La fille qui l’avait amené fronça les sourcils.

— You want to see Mr Lim, right ?

— Yes, dit Malko. But not like that.

Le Chinois et la fille l’observaient pensivement sans répondre. Et tout à coup, Malko découvrit ce qui le tracassait. La fille ne lui avait pas demandé d’argent !

Cela ne ressemblait pas à la rapacité de Linda. Une fois qu’il aurait vu Lim, elle n’aurait plus de prise sur Malko. Celui-ci fit un pas en arrière vers la porte. Souriant. Sans un mot, le vieux Chinois trottina jusqu’au rideau de fer et y donna un grand coup de coude.

La fille s’interposa entre la porte et Malko.

— You not see Mr Lim ?

Malko ne put pas répondre. Le tintamarre assourdissant d’une fanfare mortuaire venait d’éclater de l’autre côté du rideau de fer.

Il n’eut pas le temps d’atteindre la porte. La Chinoise avait fait un bond en arrière, plongeant la main dans un cercueil. Elle ressortit, brandissant un parang. Le Chinois au chapeau bleu se rapprocha à son tour. Dans la main droite, il tenait un crochet de fer.

Dehors la fanfare jouait toujours.

Appuyé au cercueil, Malko regarda autour de lui. Il n’y avait que deux issues : la petite porte et le rideau de fer baissé.

Il fonça, réussissant à éviter le crochet, commença à tambouriner sur le rideau de fer. Mais la cacophonie de l’orchestre couvrait le bruit. Personne ne devait se douter de quoi que ce soit dans Sago Street. Les fanfares jouaient sans arrêt.

Il se baissa pour tenter de soulever le rideau. Le cœur cognant dans la poitrine, furieux de s’être laissé piéger. À cause du bruit, il n’entendit pas deux autres Chinois surgir derrière lui. Ils avaient dû attendre, cachés dans le fond de l’atelier.
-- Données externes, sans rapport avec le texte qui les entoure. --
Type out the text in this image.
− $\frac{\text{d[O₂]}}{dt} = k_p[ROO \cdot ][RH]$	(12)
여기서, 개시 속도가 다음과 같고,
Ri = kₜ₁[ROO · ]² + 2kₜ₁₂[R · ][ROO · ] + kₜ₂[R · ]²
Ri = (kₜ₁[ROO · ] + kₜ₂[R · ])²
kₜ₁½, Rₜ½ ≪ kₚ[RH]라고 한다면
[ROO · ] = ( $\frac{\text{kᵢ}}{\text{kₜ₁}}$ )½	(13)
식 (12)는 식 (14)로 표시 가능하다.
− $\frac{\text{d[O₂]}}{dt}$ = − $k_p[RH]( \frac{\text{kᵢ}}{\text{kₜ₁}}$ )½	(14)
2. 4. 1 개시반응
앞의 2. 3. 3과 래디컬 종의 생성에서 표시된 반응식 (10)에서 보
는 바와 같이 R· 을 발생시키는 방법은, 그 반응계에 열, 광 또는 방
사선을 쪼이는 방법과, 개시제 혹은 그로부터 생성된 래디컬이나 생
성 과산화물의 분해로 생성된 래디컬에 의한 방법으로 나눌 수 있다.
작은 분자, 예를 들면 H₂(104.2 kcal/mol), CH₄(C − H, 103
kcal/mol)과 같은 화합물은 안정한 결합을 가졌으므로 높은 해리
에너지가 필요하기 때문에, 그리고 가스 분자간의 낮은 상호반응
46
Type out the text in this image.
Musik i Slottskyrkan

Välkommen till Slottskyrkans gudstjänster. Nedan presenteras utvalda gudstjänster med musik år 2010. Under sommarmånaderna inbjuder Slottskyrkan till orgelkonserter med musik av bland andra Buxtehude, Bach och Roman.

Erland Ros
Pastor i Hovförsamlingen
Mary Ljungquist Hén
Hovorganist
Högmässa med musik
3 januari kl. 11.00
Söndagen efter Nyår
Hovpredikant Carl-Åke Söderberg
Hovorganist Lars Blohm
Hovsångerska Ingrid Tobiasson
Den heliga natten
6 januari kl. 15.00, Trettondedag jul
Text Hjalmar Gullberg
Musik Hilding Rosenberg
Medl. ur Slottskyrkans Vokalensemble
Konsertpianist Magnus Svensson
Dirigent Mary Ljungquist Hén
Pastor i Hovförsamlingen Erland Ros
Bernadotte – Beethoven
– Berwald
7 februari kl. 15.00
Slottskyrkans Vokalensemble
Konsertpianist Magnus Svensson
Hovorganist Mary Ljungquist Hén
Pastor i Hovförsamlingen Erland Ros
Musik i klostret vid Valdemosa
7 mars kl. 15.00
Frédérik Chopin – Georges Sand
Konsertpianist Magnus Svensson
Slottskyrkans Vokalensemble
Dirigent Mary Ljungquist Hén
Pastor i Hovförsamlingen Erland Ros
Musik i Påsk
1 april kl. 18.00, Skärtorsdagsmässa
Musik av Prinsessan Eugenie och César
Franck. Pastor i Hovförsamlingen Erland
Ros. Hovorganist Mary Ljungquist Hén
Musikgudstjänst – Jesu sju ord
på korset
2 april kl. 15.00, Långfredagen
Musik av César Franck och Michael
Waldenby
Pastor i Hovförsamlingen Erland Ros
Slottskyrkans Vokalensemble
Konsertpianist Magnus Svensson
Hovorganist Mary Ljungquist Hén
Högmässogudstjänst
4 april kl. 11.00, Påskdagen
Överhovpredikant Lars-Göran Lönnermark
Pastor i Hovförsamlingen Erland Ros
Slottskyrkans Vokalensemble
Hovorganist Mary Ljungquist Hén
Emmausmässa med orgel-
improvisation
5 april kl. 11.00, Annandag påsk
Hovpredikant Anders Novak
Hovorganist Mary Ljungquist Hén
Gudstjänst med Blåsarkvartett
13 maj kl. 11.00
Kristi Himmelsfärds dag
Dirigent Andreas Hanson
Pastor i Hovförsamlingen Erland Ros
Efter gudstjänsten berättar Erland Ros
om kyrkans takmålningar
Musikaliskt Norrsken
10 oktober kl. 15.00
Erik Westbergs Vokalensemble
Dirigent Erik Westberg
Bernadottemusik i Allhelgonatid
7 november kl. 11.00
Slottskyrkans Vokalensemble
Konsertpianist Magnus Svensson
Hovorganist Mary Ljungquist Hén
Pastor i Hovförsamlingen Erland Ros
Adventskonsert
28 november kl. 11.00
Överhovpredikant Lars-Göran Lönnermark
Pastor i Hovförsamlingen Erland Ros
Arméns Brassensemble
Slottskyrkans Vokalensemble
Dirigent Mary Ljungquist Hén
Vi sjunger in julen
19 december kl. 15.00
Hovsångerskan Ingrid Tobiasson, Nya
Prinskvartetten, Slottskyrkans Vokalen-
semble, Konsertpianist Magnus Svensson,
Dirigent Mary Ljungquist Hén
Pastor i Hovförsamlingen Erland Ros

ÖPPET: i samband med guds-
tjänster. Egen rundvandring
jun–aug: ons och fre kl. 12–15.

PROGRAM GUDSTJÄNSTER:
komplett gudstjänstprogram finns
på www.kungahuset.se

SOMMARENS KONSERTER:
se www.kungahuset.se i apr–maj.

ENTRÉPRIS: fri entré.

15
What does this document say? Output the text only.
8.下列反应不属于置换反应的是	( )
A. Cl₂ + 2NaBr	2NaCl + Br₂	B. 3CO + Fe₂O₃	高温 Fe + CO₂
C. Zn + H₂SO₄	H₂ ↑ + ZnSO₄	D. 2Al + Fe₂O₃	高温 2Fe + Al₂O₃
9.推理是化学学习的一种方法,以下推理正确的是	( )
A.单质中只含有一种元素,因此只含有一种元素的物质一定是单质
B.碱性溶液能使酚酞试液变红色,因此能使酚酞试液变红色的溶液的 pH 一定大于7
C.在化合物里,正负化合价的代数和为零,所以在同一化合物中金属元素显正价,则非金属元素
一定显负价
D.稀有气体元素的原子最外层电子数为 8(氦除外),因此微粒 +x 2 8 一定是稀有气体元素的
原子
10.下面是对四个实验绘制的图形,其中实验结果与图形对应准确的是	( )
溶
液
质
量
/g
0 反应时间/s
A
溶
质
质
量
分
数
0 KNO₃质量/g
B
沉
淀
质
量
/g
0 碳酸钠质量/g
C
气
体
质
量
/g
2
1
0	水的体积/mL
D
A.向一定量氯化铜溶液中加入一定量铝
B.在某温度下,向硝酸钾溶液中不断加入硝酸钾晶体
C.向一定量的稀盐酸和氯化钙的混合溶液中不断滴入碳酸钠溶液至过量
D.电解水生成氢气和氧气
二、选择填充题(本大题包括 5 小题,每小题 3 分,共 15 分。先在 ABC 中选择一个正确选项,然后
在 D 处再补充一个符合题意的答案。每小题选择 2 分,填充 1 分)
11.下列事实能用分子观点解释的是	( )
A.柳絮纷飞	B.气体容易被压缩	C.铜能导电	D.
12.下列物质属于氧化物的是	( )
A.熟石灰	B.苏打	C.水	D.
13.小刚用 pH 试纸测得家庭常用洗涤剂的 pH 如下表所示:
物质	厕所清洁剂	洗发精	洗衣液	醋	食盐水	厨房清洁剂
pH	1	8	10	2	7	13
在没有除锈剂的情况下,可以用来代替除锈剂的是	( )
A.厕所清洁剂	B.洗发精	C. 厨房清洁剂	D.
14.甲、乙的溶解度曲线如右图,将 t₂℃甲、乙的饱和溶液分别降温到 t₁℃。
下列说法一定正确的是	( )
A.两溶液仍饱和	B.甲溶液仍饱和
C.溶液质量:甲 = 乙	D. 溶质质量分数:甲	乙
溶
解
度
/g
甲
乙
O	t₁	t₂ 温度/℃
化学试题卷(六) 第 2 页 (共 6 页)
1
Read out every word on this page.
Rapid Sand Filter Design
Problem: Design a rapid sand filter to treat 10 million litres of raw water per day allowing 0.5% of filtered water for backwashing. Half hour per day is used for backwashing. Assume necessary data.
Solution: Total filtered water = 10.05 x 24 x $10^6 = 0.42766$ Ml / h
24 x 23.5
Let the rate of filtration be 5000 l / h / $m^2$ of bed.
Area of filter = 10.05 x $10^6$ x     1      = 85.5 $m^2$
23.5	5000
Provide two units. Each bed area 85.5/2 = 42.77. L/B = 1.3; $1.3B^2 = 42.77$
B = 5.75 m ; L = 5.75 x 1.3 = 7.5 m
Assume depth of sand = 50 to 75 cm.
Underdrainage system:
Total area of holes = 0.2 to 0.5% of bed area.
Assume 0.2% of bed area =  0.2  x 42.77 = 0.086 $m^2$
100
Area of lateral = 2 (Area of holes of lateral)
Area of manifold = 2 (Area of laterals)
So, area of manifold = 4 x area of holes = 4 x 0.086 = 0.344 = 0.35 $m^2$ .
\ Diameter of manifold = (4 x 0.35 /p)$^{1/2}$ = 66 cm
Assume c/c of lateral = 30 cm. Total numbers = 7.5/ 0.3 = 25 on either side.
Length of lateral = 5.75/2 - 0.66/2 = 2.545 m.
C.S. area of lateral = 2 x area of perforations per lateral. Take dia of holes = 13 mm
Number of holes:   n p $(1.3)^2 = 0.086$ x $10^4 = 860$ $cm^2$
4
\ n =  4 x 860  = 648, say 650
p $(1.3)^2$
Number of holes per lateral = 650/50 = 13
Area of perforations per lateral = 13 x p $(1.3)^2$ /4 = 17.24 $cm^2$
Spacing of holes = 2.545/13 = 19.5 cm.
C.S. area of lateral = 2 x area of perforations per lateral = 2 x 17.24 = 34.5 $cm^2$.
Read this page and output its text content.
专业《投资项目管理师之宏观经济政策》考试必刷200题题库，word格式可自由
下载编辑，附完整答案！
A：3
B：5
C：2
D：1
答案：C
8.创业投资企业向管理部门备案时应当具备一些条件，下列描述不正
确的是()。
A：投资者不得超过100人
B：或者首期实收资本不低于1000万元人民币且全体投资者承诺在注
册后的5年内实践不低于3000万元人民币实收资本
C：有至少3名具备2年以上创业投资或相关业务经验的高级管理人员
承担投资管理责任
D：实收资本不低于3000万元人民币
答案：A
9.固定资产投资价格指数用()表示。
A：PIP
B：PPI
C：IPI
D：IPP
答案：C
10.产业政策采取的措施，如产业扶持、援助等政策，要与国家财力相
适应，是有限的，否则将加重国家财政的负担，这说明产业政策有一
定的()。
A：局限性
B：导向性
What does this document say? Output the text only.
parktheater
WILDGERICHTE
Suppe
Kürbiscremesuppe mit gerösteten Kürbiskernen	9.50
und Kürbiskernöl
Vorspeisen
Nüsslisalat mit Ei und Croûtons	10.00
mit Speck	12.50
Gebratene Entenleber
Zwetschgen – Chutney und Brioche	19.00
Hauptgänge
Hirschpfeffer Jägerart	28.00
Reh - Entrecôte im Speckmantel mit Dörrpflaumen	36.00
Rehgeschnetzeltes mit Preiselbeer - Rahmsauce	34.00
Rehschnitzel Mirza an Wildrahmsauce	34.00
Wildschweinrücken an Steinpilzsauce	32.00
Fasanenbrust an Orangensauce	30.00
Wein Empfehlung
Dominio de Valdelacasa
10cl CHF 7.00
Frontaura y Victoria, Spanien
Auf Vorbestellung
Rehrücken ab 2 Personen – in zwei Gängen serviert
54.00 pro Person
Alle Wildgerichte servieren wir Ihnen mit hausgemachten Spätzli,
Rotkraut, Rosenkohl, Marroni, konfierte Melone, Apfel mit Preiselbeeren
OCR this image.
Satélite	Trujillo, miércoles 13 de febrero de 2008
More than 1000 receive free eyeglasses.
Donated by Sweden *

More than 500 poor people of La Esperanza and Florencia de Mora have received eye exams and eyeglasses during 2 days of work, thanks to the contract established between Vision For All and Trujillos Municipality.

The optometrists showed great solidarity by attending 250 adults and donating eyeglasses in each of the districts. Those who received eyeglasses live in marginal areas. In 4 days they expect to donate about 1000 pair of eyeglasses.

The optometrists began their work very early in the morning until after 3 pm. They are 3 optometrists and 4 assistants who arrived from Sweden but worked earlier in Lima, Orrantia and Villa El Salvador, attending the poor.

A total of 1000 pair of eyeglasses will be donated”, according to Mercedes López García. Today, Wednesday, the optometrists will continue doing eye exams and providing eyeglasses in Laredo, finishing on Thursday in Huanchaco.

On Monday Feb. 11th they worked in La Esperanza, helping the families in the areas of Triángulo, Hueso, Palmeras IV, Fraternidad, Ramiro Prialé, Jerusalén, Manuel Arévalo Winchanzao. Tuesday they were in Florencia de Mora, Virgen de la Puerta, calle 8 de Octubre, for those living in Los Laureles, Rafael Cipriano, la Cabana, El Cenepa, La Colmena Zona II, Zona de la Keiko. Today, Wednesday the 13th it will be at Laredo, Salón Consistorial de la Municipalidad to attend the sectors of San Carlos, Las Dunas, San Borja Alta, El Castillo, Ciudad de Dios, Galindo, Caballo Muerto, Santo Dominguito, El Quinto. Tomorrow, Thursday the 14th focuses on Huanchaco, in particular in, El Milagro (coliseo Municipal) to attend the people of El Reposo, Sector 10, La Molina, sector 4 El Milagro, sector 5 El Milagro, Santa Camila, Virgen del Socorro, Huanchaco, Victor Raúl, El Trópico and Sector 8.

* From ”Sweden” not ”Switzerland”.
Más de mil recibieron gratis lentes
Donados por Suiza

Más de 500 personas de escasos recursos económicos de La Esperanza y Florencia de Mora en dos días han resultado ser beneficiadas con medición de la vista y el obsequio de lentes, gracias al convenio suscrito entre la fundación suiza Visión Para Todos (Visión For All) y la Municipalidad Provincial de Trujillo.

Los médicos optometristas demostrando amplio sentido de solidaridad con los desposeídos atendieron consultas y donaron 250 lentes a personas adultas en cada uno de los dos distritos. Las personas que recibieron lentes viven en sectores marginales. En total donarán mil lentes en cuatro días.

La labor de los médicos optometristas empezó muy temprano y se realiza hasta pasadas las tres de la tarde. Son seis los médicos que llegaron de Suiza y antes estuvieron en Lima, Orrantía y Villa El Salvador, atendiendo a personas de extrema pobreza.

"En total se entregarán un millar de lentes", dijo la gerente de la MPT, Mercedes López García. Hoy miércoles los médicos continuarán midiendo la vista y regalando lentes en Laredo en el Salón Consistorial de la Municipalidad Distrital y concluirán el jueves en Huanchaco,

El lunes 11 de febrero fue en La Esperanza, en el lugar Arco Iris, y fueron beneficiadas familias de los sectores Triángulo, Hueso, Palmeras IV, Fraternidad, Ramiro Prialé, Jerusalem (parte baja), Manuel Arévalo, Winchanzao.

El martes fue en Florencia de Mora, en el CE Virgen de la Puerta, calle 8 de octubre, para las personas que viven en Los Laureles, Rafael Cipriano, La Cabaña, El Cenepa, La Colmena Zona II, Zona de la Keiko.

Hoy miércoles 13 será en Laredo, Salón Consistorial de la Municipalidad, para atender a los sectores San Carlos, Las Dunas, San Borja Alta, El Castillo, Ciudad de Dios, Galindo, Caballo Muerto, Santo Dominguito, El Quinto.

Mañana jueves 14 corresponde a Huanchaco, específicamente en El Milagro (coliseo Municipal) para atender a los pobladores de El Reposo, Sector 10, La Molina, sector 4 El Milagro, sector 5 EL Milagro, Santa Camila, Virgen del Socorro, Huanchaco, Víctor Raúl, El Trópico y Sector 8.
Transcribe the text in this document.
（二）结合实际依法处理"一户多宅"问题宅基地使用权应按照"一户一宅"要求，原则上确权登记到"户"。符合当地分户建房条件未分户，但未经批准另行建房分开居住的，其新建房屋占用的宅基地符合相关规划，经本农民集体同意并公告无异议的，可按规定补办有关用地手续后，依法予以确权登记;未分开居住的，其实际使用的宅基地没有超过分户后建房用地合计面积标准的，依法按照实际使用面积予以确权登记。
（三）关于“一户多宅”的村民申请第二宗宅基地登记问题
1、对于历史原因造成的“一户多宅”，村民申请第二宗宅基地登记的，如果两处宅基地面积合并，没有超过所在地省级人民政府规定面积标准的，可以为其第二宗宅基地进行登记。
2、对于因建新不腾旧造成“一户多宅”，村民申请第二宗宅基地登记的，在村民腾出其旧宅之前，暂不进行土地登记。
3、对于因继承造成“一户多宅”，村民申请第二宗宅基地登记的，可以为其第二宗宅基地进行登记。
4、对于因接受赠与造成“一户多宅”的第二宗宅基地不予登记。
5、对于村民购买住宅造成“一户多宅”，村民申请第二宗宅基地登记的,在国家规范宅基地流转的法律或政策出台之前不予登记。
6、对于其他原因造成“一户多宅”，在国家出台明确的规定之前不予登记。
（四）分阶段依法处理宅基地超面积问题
La fille cria d’une voix aiguë. Il se retourna. Ses deux adversaires brandissaient des armes étranges. Deux morceaux de bois réunis par une grosse chaîne. Ils se jetèrent sur lui sans un mot, et abattirent leurs armes.

L’un d’eux feinta, Malko parvint à l’éviter, mais le bâton de l’autre le frappa à la tempe ; il éprouva une douleur brève et violente, puis il lui sembla que le rideau de fer montait à sa rencontre. Il sentit un second coup frapper sa nuque, achevant de l’assommer. Il tomba. Le bruit de la fanfare résonnait douloureusement dans ses tympans, ses membres semblaient en coton. Il réalisa vaguement que les deux Chinois le tiraient par les pieds. Il entendit la voix aiguë de la fille, et maudit Linda. On le souleva. Sa tête heurta le bord du cercueil. Puis il bascula dans le cercueil capitonné de blanc, trop faible pour se débattre. D’abord la soie lui causa une sensation agréable contre sa joue. Puis l’horreur le submergea, viscérale, absolue. Il tenta de se soulever. Trop tard. Le couvercle glissa et claqua au-dessus de sa tête. Il était dans le noir total.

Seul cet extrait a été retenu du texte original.